John Warren, J.D., CFE
ACFE VP and General Counsel
It may be better and cheaper to prevent fraud than detect it, but it’s a fact of life in any organization that fraud will eventually happen. The tools we use to detect fraud are critically important. Data from the ACFE’s recent 2014 Report to the Nations on Occupational Fraud and Abuse suggest that organizations that proactively seek out fraud do a much better job of limiting their losses; whereas those who are reactive – relying on external or passive detection methods – tend to experience much larger fraud costs.
For those not familiar with the Report to the Nations, it is a bi-annual study based on actual cases of occupational fraud, with detailed information supplied by the Certified Fraud Examiners (CFEs) who investigated those cases. The 2014 Report contains data from 1,483 frauds that occurred in more than 100 countries.
We identified 18 common anti-fraud controls and asked our respondents which, if any, of these controls had been implemented by the victim organizations at the time their frauds occurred. We then compared the median loss and median duration of frauds based on whether each control was or was not present.
What we found was that every control was associated with a significant reduction in median losses, ranging from 20% to 60% per scheme. Each control was also associated with faster fraud detection. (For a full list of our results, see page 38 of the Report.) This analysis is not a perfect measure of control effectiveness – remember, we’re looking only at frauds that have occurred, so we’re not able to measure the preventative impact of controls. But our data strongly suggests that anti-fraud controls have a measurable impact in reducing fraud losses.

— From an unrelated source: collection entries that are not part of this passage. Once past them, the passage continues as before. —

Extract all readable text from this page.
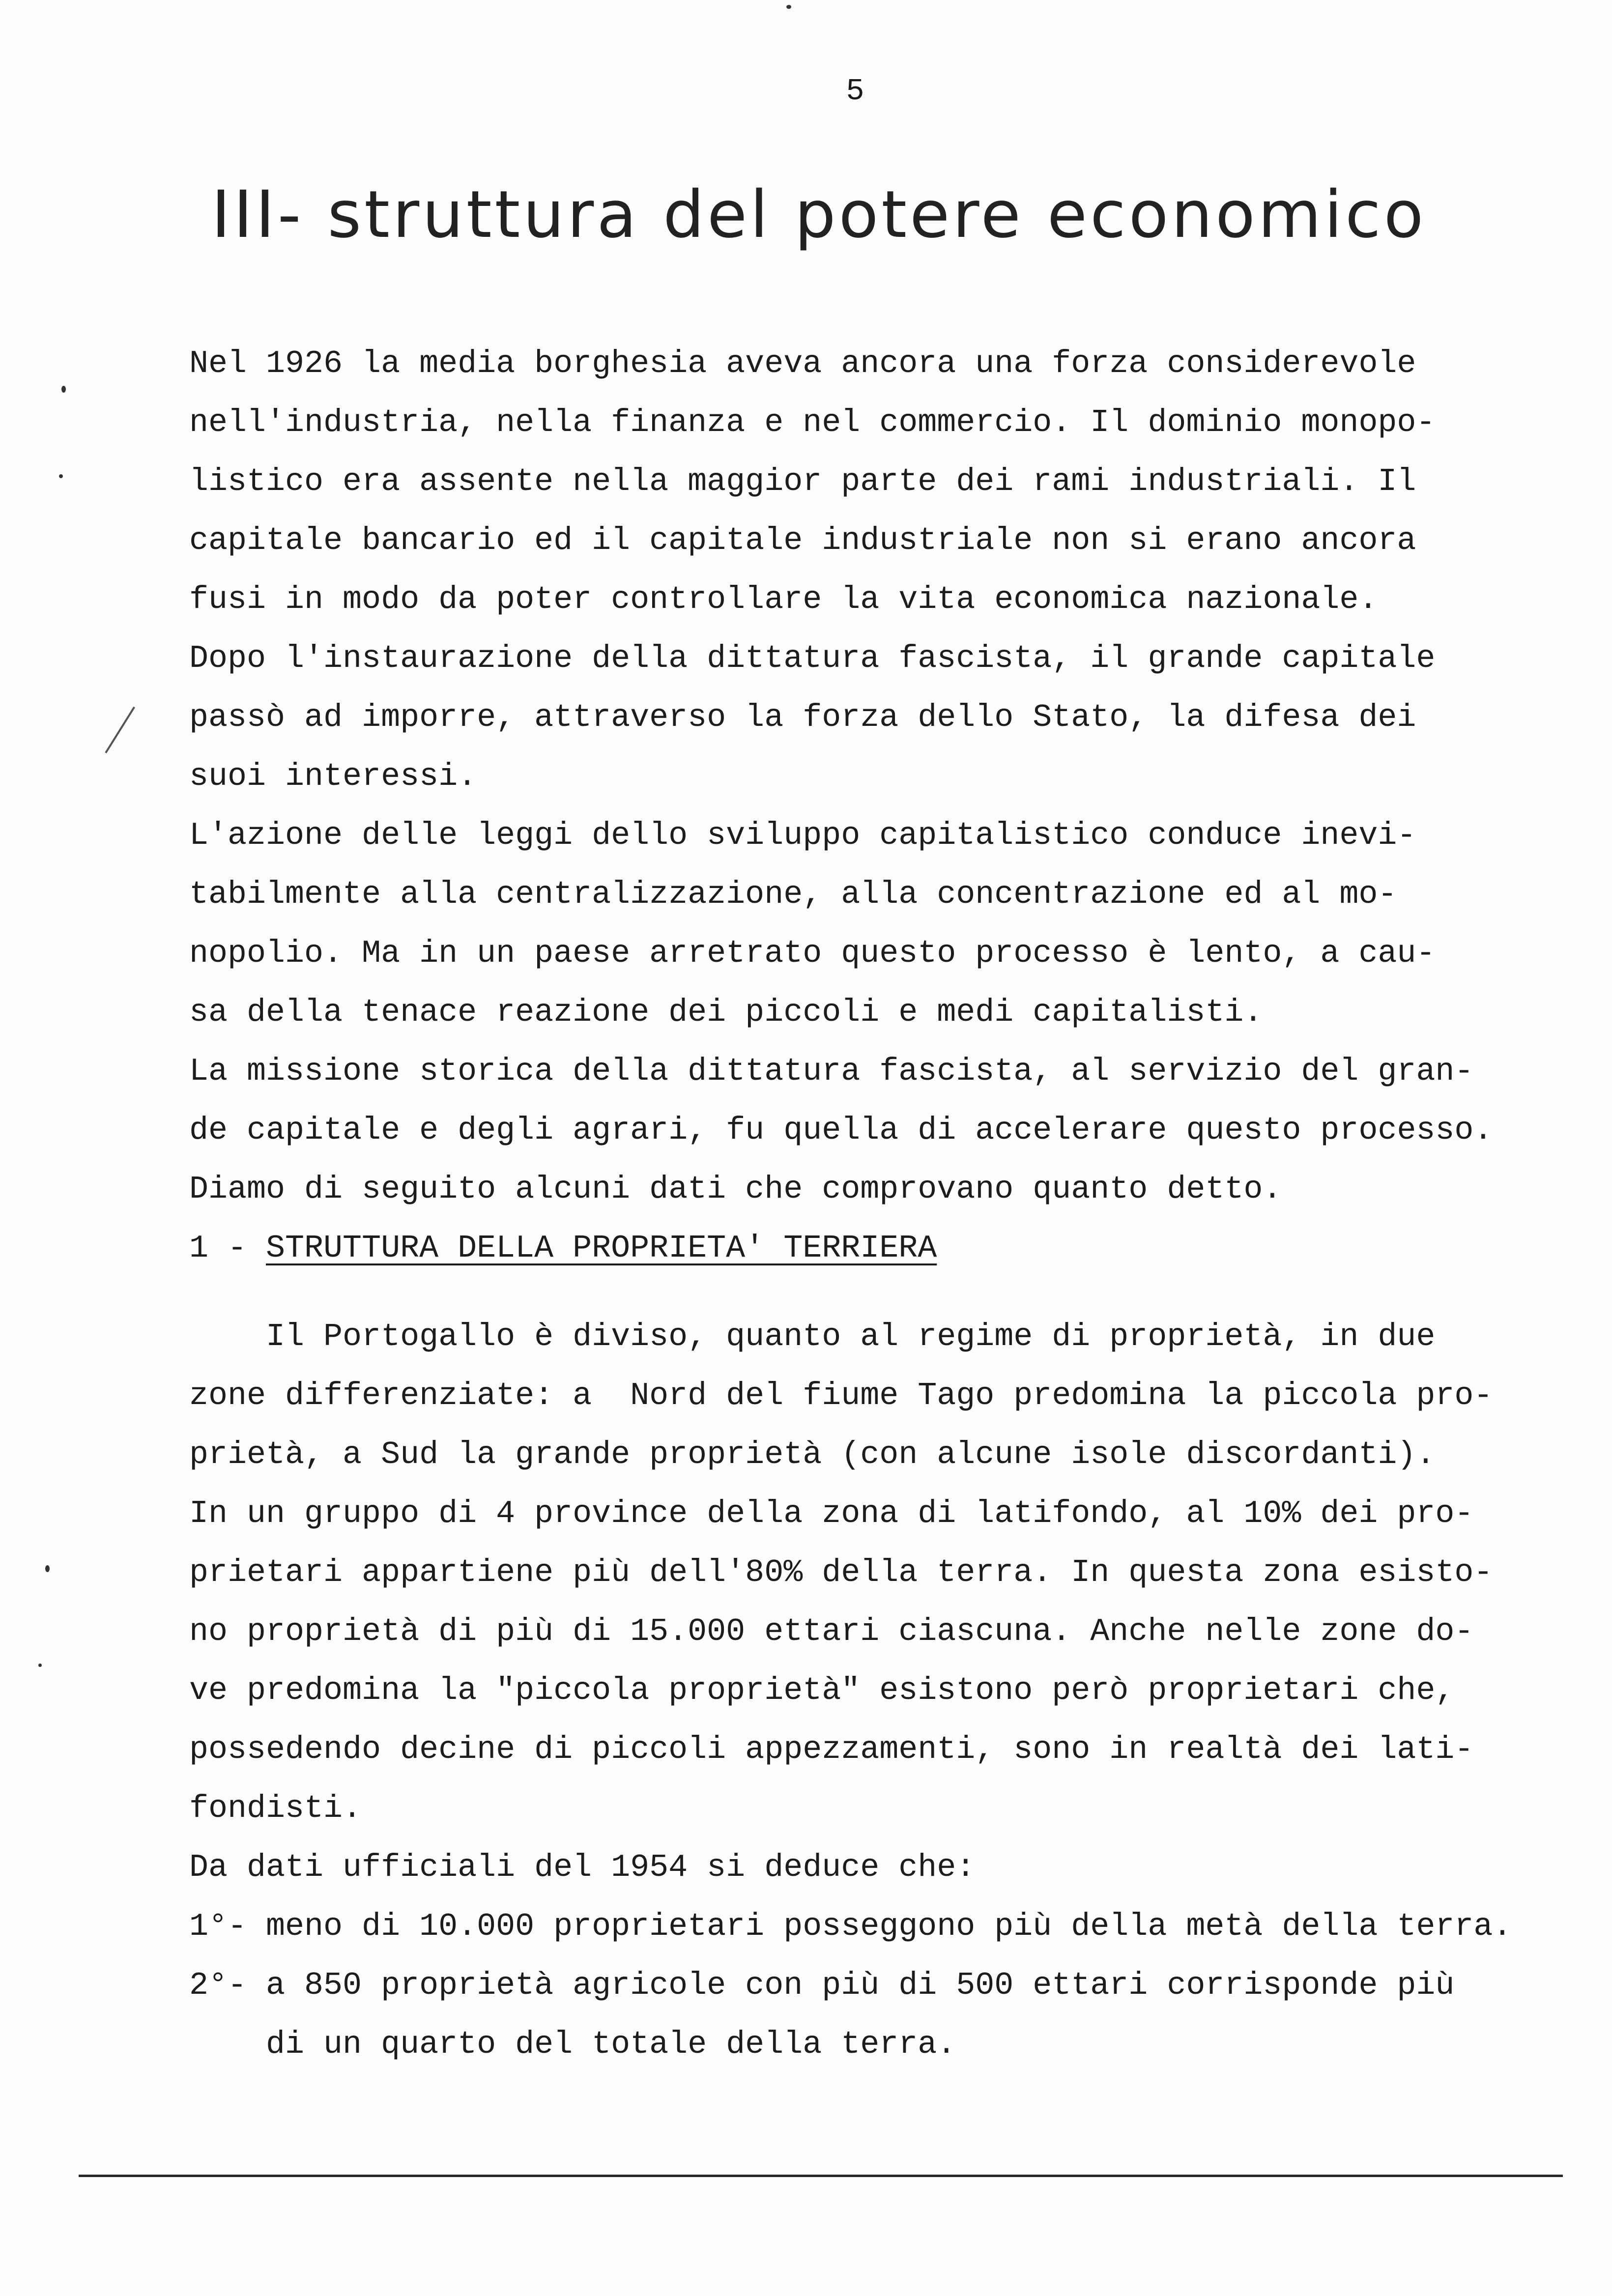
5
III- struttura del potere economico
Nel 1926 la media borghesia aveva ancora una forza considerevole
nell'industria, nella finanza e nel commercio. Il dominio monopo-
listico era assente nella maggior parte dei rami industriali. Il
capitale bancario ed il capitale industriale non si erano ancora
fusi in modo da poter controllare la vita economica nazionale.
Dopo l'instaurazione della dittatura fascista, il grande capitale
passò ad imporre, attraverso la forza dello Stato, la difesa dei
suoi interessi.
L'azione delle leggi dello sviluppo capitalistico conduce inevi-
tabilmente alla centralizzazione, alla concentrazione ed al mo-
nopolio. Ma in un paese arretrato questo processo è lento, a cau-
sa della tenace reazione dei piccoli e medi capitalisti.
La missione storica della dittatura fascista, al servizio del gran-
de capitale e degli agrari, fu quella di accelerare questo processo.
Diamo di seguito alcuni dati che comprovano quanto detto.
1 - STRUTTURA DELLA PROPRIETA' TERRIERA
Il Portogallo è diviso, quanto al regime di proprietà, in due
zone differenziate: a  Nord del fiume Tago predomina la piccola pro-
prietà, a Sud la grande proprietà (con alcune isole discordanti).
In un gruppo di 4 province della zona di latifondo, al 10% dei pro-
prietari appartiene più dell'80% della terra. In questa zona esisto-
no proprietà di più di 15.000 ettari ciascuna. Anche nelle zone do-
ve predomina la "piccola proprietà" esistono però proprietari che,
possedendo decine di piccoli appezzamenti, sono in realtà dei lati-
fondisti.
Da dati ufficiali del 1954 si deduce che:
1°- meno di 10.000 proprietari posseggono più della metà della terra.
2°- a 850 proprietà agricole con più di 500 ettari corrisponde più
di un quarto del totale della terra.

The control that scored the highest in our 2014 study was “proactive data monitoring and analysis.” Organizations that utilized proactive data monitoring experienced frauds with a median loss 60% lower than those without this tool, and they detected fraud 50% more quickly. Unfortunately, only a little more than one third of the victim organizations in our study conducted proactive data monitoring for fraud. This low implementation rate may be a factor of cost. A typical small business may not have the financial resources or personnel necessary to conduct proactive monitoring. When we focused on larger organizations (those with 10,000 or more employees) we found a stronger implementation rate of 49%, but that still means half of the largest, most well-financed organizations were ignoring this tool.

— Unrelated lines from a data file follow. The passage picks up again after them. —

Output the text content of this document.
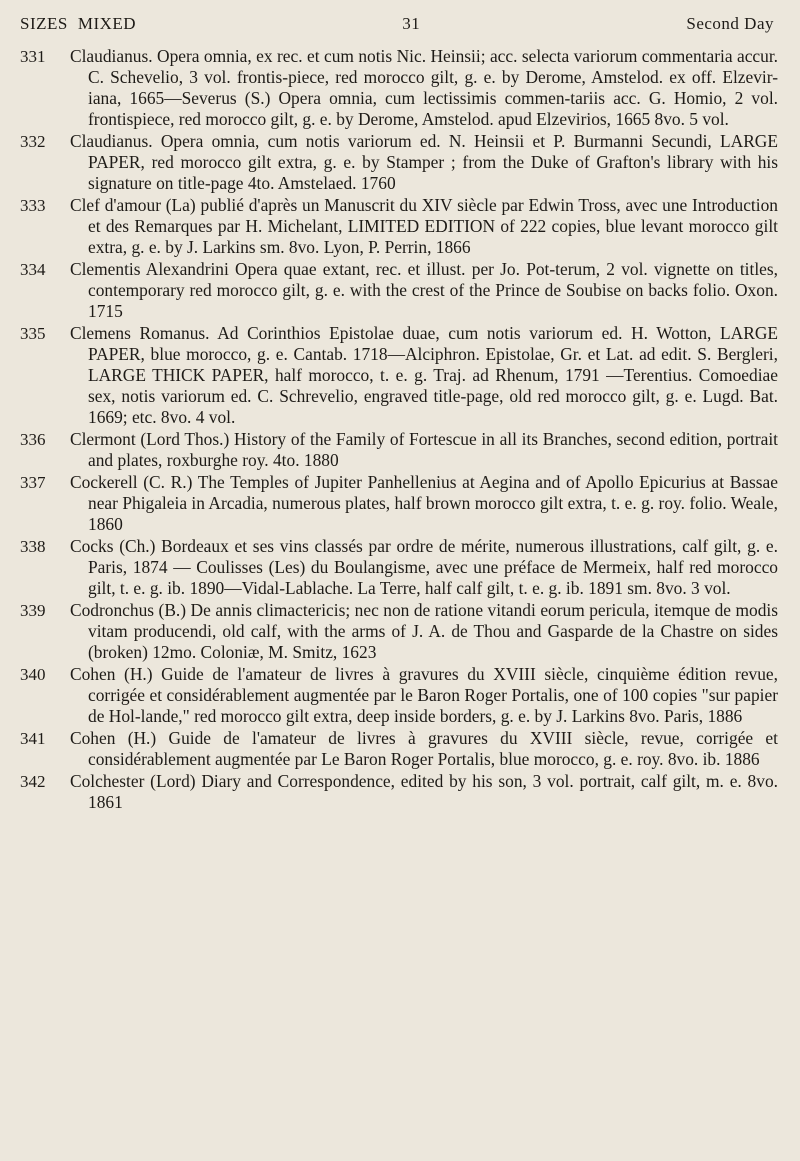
SIZES MIXED	31	Second Day
331	Claudianus. Opera omnia, ex rec. et cum notis Nic. Heinsii; acc. selecta variorum commentaria accur. C. Schevelio, 3 vol. frontis-piece, red morocco gilt, g. e. by Derome, Amstelod. ex off. Elzevir-iana, 1665—Severus (S.) Opera omnia, cum lectissimis commen-tariis acc. G. Homio, 2 vol. frontispiece, red morocco gilt, g. e. by Derome, Amstelod. apud Elzevirios, 1665 8vo. 5 vol.
332	Claudianus. Opera omnia, cum notis variorum ed. N. Heinsii et P. Burmanni Secundi, LARGE PAPER, red morocco gilt extra, g. e. by Stamper ; from the Duke of Grafton's library with his signature on title-page 4to. Amstelaed. 1760
333	Clef d'amour (La) publié d'après un Manuscrit du XIV siècle par Edwin Tross, avec une Introduction et des Remarques par H. Michelant, LIMITED EDITION of 222 copies, blue levant morocco gilt extra, g. e. by J. Larkins sm. 8vo. Lyon, P. Perrin, 1866
334	Clementis Alexandrini Opera quae extant, rec. et illust. per Jo. Pot-terum, 2 vol. vignette on titles, contemporary red morocco gilt, g. e. with the crest of the Prince de Soubise on backs folio. Oxon. 1715
335	Clemens Romanus. Ad Corinthios Epistolae duae, cum notis variorum ed. H. Wotton, LARGE PAPER, blue morocco, g. e. Cantab. 1718—Alciphron. Epistolae, Gr. et Lat. ad edit. S. Bergleri, LARGE THICK PAPER, half morocco, t. e. g. Traj. ad Rhenum, 1791 —Terentius. Comoediae sex, notis variorum ed. C. Schrevelio, engraved title-page, old red morocco gilt, g. e. Lugd. Bat. 1669; etc. 8vo. 4 vol.
336	Clermont (Lord Thos.) History of the Family of Fortescue in all its Branches, second edition, portrait and plates, roxburghe roy. 4to. 1880
337	Cockerell (C. R.) The Temples of Jupiter Panhellenius at Aegina and of Apollo Epicurius at Bassae near Phigaleia in Arcadia, numerous plates, half brown morocco gilt extra, t. e. g. roy. folio. Weale, 1860
338	Cocks (Ch.) Bordeaux et ses vins classés par ordre de mérite, numerous illustrations, calf gilt, g. e. Paris, 1874 — Coulisses (Les) du Boulangisme, avec une préface de Mermeix, half red morocco gilt, t. e. g. ib. 1890—Vidal-Lablache. La Terre, half calf gilt, t. e. g. ib. 1891 sm. 8vo. 3 vol.
339	Codronchus (B.) De annis climactericis; nec non de ratione vitandi eorum pericula, itemque de modis vitam producendi, old calf, with the arms of J. A. de Thou and Gasparde de la Chastre on sides (broken) 12mo. Coloniæ, M. Smitz, 1623
340	Cohen (H.) Guide de l'amateur de livres à gravures du XVIII siècle, cinquième édition revue, corrigée et considérablement augmentée par le Baron Roger Portalis, one of 100 copies "sur papier de Hol-lande," red morocco gilt extra, deep inside borders, g. e. by J. Larkins 8vo. Paris, 1886
341	Cohen (H.) Guide de l'amateur de livres à gravures du XVIII siècle, revue, corrigée et considérablement augmentée par Le Baron Roger Portalis, blue morocco, g. e. roy. 8vo. ib. 1886
342	Colchester (Lord) Diary and Correspondence, edited by his son, 3 vol. portrait, calf gilt, m. e. 8vo. 1861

In the 2014 Report we’ve included a wealth of information about how frauds are committed, the highest risk areas for various departments and industries, and the characteristics of those who commit these crimes. We encourage readers to use this information to help determine where their organizations are most vulnerable to fraud, and then use the data we’ve gathered on controls and detection to design systems that will give them the best chance of catching these crimes early and limiting fraud losses.